The gang was able to use sensitive information leaked from the print rooms of the two investment banks to put trades on companies before takeover bids were made public. This helped them make share gains worth hundreds of thousands of pounds.
The men used this information to place spread bets generating £732,000 between 2006 and 2008, the court heard.
Ali Mustafa, Pardip Saini, Paresh Shah, Neten Shah, Bijal Shah, and Truptesh Patel will be sentenced on Friday.
The men were convicted of offences relating to the obtaining and trading on information on six firms including Reuters, Premier Oil, Vega Group, Enodis and Thus.
A seventh man, stockbroker Mitesh Shah, was cleared of wrongdoing by the jury.
In the FSA’s longest and most complex prosecution to date, it sifted through hundreds of trading accounts and phone records to build a picture of the insider dealing ring.

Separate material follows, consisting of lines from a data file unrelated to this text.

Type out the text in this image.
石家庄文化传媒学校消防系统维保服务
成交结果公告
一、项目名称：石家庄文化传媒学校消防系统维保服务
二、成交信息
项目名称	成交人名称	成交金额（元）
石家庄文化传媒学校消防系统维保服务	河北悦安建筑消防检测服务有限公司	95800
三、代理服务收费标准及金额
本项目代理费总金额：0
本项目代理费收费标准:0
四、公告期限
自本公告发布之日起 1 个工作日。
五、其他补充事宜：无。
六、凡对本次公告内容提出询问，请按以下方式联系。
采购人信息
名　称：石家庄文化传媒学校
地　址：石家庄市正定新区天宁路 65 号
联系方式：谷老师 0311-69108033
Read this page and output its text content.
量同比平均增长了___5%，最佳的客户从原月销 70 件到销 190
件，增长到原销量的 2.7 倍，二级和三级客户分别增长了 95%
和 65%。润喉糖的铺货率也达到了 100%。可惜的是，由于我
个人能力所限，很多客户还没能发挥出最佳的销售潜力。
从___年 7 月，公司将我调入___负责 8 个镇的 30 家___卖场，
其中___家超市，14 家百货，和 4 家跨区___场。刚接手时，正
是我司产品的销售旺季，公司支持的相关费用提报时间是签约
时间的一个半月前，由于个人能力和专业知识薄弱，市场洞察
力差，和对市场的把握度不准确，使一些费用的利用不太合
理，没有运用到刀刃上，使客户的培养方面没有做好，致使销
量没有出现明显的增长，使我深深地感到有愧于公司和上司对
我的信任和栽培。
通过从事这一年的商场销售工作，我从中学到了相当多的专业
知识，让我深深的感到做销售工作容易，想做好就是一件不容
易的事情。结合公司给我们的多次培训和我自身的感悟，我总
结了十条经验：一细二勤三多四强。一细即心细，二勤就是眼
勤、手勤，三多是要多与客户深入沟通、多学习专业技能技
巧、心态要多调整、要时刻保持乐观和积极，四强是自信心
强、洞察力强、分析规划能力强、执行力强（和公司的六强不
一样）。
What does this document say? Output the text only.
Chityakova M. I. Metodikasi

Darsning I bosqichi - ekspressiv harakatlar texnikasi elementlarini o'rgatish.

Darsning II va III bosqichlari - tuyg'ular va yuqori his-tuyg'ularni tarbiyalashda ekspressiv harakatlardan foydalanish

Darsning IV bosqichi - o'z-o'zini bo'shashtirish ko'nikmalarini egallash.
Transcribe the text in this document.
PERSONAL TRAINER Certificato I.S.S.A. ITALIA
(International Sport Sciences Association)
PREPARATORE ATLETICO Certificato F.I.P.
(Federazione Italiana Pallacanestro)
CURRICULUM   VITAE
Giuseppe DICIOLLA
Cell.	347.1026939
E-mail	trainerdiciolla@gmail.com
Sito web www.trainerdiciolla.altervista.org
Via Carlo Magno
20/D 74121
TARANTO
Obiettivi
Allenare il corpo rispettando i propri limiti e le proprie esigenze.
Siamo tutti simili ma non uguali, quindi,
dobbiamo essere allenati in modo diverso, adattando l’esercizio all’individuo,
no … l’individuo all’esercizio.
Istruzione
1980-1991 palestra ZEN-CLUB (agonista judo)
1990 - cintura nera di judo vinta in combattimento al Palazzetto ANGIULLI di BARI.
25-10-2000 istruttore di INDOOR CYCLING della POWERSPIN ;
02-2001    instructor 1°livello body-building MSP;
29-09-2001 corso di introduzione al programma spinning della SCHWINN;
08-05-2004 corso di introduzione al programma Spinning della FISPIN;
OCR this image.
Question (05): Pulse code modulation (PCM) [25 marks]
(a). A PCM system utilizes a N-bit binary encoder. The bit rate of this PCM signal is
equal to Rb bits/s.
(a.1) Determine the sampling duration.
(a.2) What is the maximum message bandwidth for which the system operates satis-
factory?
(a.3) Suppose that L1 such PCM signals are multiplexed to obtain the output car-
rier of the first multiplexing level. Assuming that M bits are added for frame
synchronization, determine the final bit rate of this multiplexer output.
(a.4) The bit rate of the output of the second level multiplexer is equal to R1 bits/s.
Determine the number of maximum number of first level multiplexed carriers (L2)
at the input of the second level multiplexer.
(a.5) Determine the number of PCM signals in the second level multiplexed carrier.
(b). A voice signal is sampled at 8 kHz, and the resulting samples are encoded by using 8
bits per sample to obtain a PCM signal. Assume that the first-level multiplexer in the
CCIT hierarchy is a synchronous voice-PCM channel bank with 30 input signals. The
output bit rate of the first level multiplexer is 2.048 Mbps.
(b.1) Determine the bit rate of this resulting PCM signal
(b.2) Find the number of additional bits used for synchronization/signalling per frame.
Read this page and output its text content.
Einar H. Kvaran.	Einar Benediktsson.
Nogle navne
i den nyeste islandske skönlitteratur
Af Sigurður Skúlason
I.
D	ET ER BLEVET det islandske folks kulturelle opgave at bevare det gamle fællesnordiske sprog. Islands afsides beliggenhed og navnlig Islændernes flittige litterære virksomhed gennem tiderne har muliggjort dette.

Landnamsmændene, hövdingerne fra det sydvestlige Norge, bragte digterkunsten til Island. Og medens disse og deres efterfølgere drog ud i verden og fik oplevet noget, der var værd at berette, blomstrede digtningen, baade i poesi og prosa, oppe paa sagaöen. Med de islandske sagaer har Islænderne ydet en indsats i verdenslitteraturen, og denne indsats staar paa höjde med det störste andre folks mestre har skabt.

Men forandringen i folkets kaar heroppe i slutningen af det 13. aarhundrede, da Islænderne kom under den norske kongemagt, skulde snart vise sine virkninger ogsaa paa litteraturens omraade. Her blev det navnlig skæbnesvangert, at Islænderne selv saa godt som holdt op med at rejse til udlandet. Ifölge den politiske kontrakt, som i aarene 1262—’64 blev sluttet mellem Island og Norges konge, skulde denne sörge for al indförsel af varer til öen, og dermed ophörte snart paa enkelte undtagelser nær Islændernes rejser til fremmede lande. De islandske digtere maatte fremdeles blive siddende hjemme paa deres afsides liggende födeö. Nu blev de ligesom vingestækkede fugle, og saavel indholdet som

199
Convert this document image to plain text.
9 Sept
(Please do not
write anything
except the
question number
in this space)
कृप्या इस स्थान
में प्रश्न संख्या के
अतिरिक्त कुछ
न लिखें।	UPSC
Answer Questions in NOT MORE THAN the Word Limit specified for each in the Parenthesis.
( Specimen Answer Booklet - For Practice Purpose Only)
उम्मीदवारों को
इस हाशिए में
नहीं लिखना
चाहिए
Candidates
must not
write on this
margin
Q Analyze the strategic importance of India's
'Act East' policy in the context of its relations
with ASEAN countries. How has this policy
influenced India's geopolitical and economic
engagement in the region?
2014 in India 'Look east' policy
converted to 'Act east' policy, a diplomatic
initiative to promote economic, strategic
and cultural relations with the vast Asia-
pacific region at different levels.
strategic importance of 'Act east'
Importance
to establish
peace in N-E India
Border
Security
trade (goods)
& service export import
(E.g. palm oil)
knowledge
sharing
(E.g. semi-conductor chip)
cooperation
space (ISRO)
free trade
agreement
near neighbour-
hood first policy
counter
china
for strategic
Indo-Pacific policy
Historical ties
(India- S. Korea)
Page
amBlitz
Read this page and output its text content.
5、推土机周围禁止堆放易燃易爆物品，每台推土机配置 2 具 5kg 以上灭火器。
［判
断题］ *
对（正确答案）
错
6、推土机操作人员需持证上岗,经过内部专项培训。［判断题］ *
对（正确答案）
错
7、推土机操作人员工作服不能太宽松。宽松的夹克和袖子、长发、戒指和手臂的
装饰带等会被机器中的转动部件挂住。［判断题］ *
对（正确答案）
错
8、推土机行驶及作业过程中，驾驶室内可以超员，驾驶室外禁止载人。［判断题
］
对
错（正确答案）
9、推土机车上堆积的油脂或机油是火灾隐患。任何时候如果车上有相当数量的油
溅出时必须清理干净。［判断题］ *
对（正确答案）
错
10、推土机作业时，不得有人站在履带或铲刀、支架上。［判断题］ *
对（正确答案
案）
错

The FSA started investigating the case in 2006 when it began to notice suspicios trades but could not link then to traders.
Due to the complexity of the case the FSA was asked not to investigate charges involving other companies’ shares which took the total potential gains to £2.25m.
Tracey McDermott, acting director of enforcement and financial crime at the FSA, said: “This sort of behaviour poses a significant risk to the integrity of markets and cheats honest investors.
“Our success in bringing these individuals to justice is the result of innovative and determined work done across our markets, intelligence and enforcement teams over several years.”